Tuesday, September 25, 2007

NT Christology

The christological battles of the third and fourth centuries of the common era focused on explicating the divine and human nature of Christ as the Second Persons on the Trinity (e.g. Nestorianism, Apollinarianism, etc). The christological disputes of the second century seemed to have focused on whether Jesus was human at all (e.g. Caprocrates) or whether he was only human and adopted into God's favour (e.g. Ebionites). In contrast, the christological issues of the first century as found in the NT appear to have revolved around two important matters:

1. The identification of Jesus Christ with the God of Israel.

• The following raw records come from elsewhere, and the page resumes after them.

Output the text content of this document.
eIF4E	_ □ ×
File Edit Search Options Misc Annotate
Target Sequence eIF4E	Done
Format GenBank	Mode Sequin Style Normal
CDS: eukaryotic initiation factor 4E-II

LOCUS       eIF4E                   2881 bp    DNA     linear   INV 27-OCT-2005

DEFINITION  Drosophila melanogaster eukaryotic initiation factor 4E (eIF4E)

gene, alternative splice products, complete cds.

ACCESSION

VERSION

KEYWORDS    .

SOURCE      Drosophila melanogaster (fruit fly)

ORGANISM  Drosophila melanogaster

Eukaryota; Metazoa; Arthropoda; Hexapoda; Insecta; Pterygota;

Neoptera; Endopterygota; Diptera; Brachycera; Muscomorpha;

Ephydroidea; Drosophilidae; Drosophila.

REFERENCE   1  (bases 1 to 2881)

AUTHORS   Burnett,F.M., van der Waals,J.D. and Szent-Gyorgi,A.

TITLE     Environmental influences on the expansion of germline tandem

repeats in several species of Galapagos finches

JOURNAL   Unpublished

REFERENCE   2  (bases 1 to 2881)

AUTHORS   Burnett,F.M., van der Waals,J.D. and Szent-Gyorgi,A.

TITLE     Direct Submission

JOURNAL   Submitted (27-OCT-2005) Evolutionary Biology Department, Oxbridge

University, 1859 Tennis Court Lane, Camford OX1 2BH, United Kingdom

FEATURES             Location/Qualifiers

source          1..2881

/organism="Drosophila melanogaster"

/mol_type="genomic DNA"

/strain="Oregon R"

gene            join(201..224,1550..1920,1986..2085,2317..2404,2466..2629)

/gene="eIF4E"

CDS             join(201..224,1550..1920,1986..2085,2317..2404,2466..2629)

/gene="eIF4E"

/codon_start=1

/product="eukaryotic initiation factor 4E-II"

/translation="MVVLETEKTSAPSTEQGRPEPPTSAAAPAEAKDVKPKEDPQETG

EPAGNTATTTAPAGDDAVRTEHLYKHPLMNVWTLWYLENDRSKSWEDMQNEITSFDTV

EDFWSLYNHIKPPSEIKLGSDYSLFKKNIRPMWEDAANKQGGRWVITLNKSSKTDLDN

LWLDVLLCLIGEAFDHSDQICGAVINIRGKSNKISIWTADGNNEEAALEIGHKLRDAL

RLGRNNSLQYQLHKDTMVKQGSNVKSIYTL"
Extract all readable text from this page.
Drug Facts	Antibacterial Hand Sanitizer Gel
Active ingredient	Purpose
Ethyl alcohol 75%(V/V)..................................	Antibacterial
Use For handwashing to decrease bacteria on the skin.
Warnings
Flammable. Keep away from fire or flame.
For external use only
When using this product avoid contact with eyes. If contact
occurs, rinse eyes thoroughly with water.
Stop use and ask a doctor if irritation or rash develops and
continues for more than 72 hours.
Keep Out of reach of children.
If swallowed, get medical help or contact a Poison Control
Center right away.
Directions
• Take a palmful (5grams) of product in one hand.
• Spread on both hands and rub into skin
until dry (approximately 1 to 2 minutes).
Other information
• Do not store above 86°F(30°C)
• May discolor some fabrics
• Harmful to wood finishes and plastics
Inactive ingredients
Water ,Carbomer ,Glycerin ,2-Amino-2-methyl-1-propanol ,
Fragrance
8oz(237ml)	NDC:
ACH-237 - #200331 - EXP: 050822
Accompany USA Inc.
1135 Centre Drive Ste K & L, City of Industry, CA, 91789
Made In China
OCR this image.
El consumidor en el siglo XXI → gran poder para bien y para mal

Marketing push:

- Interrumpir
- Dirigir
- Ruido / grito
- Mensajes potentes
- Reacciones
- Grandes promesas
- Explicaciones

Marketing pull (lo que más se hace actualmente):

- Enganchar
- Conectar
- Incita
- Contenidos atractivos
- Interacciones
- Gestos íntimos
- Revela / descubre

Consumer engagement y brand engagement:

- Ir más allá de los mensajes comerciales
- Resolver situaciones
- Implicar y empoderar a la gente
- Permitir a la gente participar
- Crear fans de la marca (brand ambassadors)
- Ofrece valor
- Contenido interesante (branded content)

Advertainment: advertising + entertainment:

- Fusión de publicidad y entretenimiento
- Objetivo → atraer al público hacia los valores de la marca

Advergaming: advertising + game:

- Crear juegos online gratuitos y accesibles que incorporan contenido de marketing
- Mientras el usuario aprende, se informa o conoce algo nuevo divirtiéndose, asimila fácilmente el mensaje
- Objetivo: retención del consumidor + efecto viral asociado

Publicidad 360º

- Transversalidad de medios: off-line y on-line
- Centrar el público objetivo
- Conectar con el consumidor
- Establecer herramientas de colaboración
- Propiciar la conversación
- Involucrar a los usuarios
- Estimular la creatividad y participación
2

2. The identification of the risen and exalted Christ with the person Jesus of Nazareth.

1 comment:

kfever said...

What about the attempt to identify Christ or proclaim Christ in terms relevant to non-Jews? I am thinking of the Corinthian correspondence, where Paul's audience seems to be more Greek than Jew, and perhaps also 1 Thessalonians and maybe even Philippians. This is not to say that Paul ceased to identify Christ with the God of Israel, or that these non-Jews were not introduced to fundamental elements of Judaism. I just wonder how the language Paul used to make Christ's meaning and significance clear and understandable to these readers might have been affected by the ways in which they as non-Jews were more inclined to think about God and the world. It seems to me that this is an overlooked issue that pertains to NT Christology.